Oh I understand, my post is mostly aimed at those who appear to believe
defying the vote result will be just shrugged off as if it were just another
case of politics.

The working classes are quite hard to politicize, but once they are involved
it is like a train speeding up on a track. The middle classes tend to have,
ah, more flexible opinions and less conviction about the world and their
beliefs shall we say. This isn't good or bad for either case, it's just so.

I think the chattering classes are underestimating the effects of a backlash
because they themselves are more flexible / less committed and their (wrong)
intuition that everybody else is the same. Sure there are lots of enthusiastic
and firm believers of <political paradigm> in the middle class, but they are a
minority. Most middle class people will eventually accommodate the idea of a
Britain without the EU. The working classes will not respond in the same way,
because once they commit to a political ideal it is much harder to shift them.
That's a grudge that's never going away, even if there somehow magically was
no rioting.

> I was just trying to explain what - from what I read so far - seems the most
> probable strategy for the next months.

That would be my hunch too. Looks like we're about to enter interesting times.

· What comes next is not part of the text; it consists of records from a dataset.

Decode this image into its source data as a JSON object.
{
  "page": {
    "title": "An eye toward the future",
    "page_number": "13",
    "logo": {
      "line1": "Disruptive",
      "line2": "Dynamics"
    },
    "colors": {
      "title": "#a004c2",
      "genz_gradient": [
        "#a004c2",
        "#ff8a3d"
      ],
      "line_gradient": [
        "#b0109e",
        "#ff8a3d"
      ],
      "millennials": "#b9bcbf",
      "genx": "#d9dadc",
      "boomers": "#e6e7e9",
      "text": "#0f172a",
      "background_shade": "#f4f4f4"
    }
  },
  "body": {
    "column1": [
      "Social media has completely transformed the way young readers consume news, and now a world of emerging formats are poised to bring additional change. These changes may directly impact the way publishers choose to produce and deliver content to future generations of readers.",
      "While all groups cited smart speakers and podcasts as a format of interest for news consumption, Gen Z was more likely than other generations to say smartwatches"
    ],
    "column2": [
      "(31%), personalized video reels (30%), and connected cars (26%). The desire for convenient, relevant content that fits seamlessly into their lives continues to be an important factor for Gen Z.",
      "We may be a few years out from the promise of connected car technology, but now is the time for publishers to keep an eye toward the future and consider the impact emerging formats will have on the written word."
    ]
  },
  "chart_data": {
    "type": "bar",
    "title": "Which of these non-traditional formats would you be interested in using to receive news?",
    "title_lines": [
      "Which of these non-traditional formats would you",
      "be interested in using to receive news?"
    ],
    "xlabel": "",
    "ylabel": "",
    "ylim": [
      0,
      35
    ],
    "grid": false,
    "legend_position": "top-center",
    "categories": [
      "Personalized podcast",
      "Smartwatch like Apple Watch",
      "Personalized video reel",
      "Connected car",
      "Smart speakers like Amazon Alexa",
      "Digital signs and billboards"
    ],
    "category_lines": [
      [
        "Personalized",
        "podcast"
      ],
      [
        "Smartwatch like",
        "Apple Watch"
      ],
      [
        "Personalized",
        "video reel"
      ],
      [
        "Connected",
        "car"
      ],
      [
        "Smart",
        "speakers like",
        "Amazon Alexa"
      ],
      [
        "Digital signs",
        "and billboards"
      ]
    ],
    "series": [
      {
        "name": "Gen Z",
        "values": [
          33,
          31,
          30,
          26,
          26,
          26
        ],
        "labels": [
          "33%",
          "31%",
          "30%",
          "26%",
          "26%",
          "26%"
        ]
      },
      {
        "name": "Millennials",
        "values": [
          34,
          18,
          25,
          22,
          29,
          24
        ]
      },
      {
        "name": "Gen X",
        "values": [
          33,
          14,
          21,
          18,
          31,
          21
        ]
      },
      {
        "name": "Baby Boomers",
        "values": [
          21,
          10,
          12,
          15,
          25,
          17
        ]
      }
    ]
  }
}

> Also, while the economic results of the Leave might be exaggerated (as part
> of the same strategy I was explaining) do you think that Leave supporters
> have properly considered the risks of splintering UK (Scotland, Northern
> Ireland and possibly Wales deciding to get independence)?

No. I don't even think the Remain side considered this proper or they would
have emphasized it much more in their propaganda instead of economics. However
Scotland wants to leave anyway, Brexit is more of an pretext for that than a
cause. I am confident Wales and Northern Ireland will stay with England.
Politically speaking the Scots and Home Counties don't have a lot in common,
the South is much more right wing than the North, so I don't think a 'deal'
ameliorates the situation if it succeeds in Scotland staying and Britain stays
in the EU.

I suspect, and I'm not very sure of this, this is just a guess, that the EU
officials are going to deny Scotland entry to the EU even if they become an
independent state which will piss them off no end (this is to prevent a
precedent setting off country fragmentation in Europe e.g. Catalonia). I think
the closing of ranks against Juncker has something to do with this. Then an
olive branch will be offered to the British. Obviously there's quite a gap
between the cup and lip here so we'll have to wait and see.